Work-loop techniques for optimising nonlinear forced oscillators

TL;DR

This paper introduces work-loop techniques to optimize nonlinear forced oscillators, enabling the bypass of traditional restrictions on resonant states, with applications in biomimetic propulsion systems like flapping-wing micro-air-vehicles.

Contribution

It presents novel work-loop methods and theoretical results that reveal non-uniqueness in resonant optimization problems, aiding system design and control.

Findings

Non-unique solutions in resonant optimization problems.

Derived bounds for optimal elasticity and frequency regions.
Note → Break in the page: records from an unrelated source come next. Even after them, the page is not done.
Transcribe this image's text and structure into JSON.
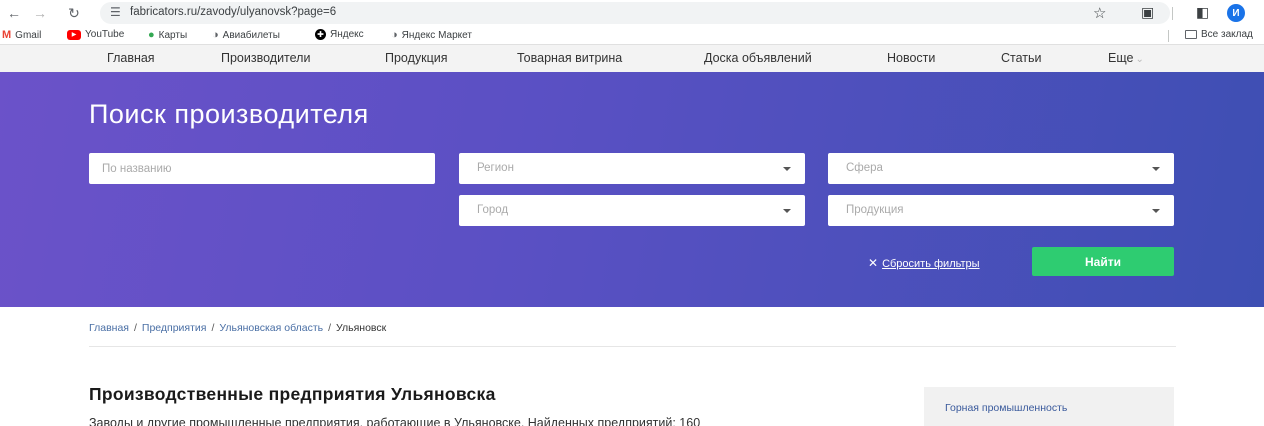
{
  "browser": {
    "url": "fabricators.ru/zavody/ulyanovsk?page=6",
    "profile_initial": "И",
    "bookmarks": [
      {
        "label": "Gmail",
        "icon": "gmail-icon"
      },
      {
        "label": "YouTube",
        "icon": "youtube-icon"
      },
      {
        "label": "Карты",
        "icon": "maps-icon"
      },
      {
        "label": "Авиабилеты",
        "icon": "globe-icon"
      },
      {
        "label": "Яндекс",
        "icon": "yandex-icon"
      },
      {
        "label": "Яндекс Маркет",
        "icon": "globe-icon"
      }
    ],
    "all_bookmarks_label": "Все заклад"
  },
  "sitenav": {
    "items": [
      "Главная",
      "Производители",
      "Продукция",
      "Товарная витрина",
      "Доска объявлений",
      "Новости",
      "Статьи",
      "Еще"
    ]
  },
  "search": {
    "title": "Поиск производителя",
    "name_placeholder": "По названию",
    "region_placeholder": "Регион",
    "sphere_placeholder": "Сфера",
    "city_placeholder": "Город",
    "products_placeholder": "Продукция",
    "reset_label": "Сбросить фильтры",
    "find_label": "Найти"
  },
  "breadcrumb": [
    "Главная",
    "Предприятия",
    "Ульяновская область",
    "Ульяновск"
  ],
  "content": {
    "title": "Производственные предприятия Ульяновска",
    "description": "Заводы и другие промышленные предприятия, работающие в Ульяновске. Найденных предприятий: 160"
  },
  "sidebar": {
    "categories": [
      "Горная промышленность"
    ]
  },
  "colors": {
    "hero_start": "#6b52c9",
    "hero_end": "#3e4fb3",
    "find_button": "#2ecc71",
    "link": "#4a6fa5"
  }
}
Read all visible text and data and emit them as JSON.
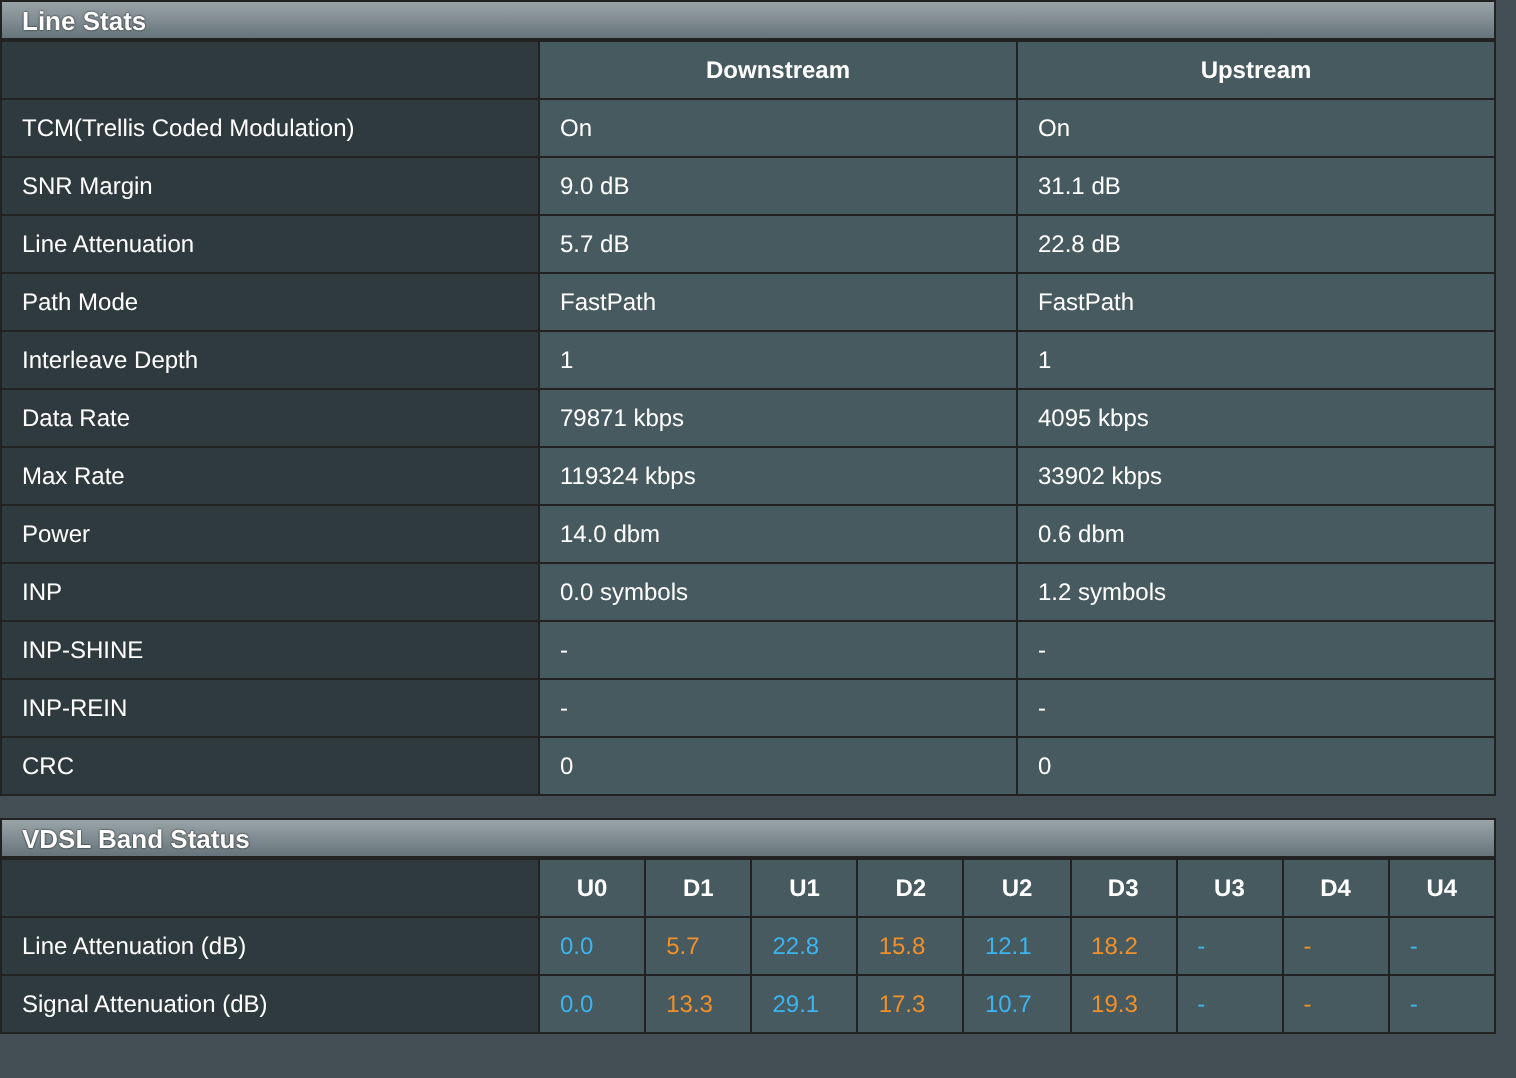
{
  "line_stats": {
    "title": "Line Stats",
    "columns": [
      "Downstream",
      "Upstream"
    ],
    "rows": [
      {
        "label": "TCM(Trellis Coded Modulation)",
        "values": [
          "On",
          "On"
        ]
      },
      {
        "label": "SNR Margin",
        "values": [
          "9.0 dB",
          "31.1 dB"
        ]
      },
      {
        "label": "Line Attenuation",
        "values": [
          "5.7 dB",
          "22.8 dB"
        ]
      },
      {
        "label": "Path Mode",
        "values": [
          "FastPath",
          "FastPath"
        ]
      },
      {
        "label": "Interleave Depth",
        "values": [
          "1",
          "1"
        ]
      },
      {
        "label": "Data Rate",
        "values": [
          "79871 kbps",
          "4095 kbps"
        ]
      },
      {
        "label": "Max Rate",
        "values": [
          "119324 kbps",
          "33902 kbps"
        ]
      },
      {
        "label": "Power",
        "values": [
          "14.0 dbm",
          "0.6 dbm"
        ]
      },
      {
        "label": "INP",
        "values": [
          "0.0 symbols",
          "1.2 symbols"
        ]
      },
      {
        "label": "INP-SHINE",
        "values": [
          "-",
          "-"
        ]
      },
      {
        "label": "INP-REIN",
        "values": [
          "-",
          "-"
        ]
      },
      {
        "label": "CRC",
        "values": [
          "0",
          "0"
        ]
      }
    ]
  },
  "vdsl_band_status": {
    "title": "VDSL Band Status",
    "bands": [
      {
        "label": "U0",
        "color": "#3cb4ee"
      },
      {
        "label": "D1",
        "color": "#f0902a"
      },
      {
        "label": "U1",
        "color": "#3cb4ee"
      },
      {
        "label": "D2",
        "color": "#f0902a"
      },
      {
        "label": "U2",
        "color": "#3cb4ee"
      },
      {
        "label": "D3",
        "color": "#f0902a"
      },
      {
        "label": "U3",
        "color": "#3cb4ee"
      },
      {
        "label": "D4",
        "color": "#f0902a"
      },
      {
        "label": "U4",
        "color": "#3cb4ee"
      }
    ],
    "rows": [
      {
        "label": "Line Attenuation (dB)",
        "values": [
          "0.0",
          "5.7",
          "22.8",
          "15.8",
          "12.1",
          "18.2",
          "-",
          "-",
          "-"
        ]
      },
      {
        "label": "Signal Attenuation (dB)",
        "values": [
          "0.0",
          "13.3",
          "29.1",
          "17.3",
          "10.7",
          "19.3",
          "-",
          "-",
          "-"
        ]
      }
    ]
  }
}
Practical implications for biomimetic propulsion system design.

Abstract

Linear and nonlinear resonant states can be restrictive: they exist at particular discrete states in frequency and/or elasticity, under particular (e.g., simple-harmonic) waveforms. In forced oscillators, this restrictiveness is an obstacle to system design and control modulation: altering the system elasticity, or modulating the response, would both appear to necessarily incur a penalty to efficiency. In this work, we describe an approach for bypassing this obstacle. Using novel work-loop techniques, we prove and illustrate how certain classes of resonant optimisation problem lead to non-unique solutions. In a structural optimisation context, several categories of energetically-optimal elasticity are non-unique. In an optimal control context, several categories of energetically-optimal frequency are non-unique. For these classes of non-unique optimum, we can derive simple bounds defining the optimal region. These novel theoretical results have practical implications for the design and control of a range of biomimetic propulsion systems, including flapping-wing micro-air-vehicles: using these results, we can generate efficient forms of wingbeat modulation for flight control.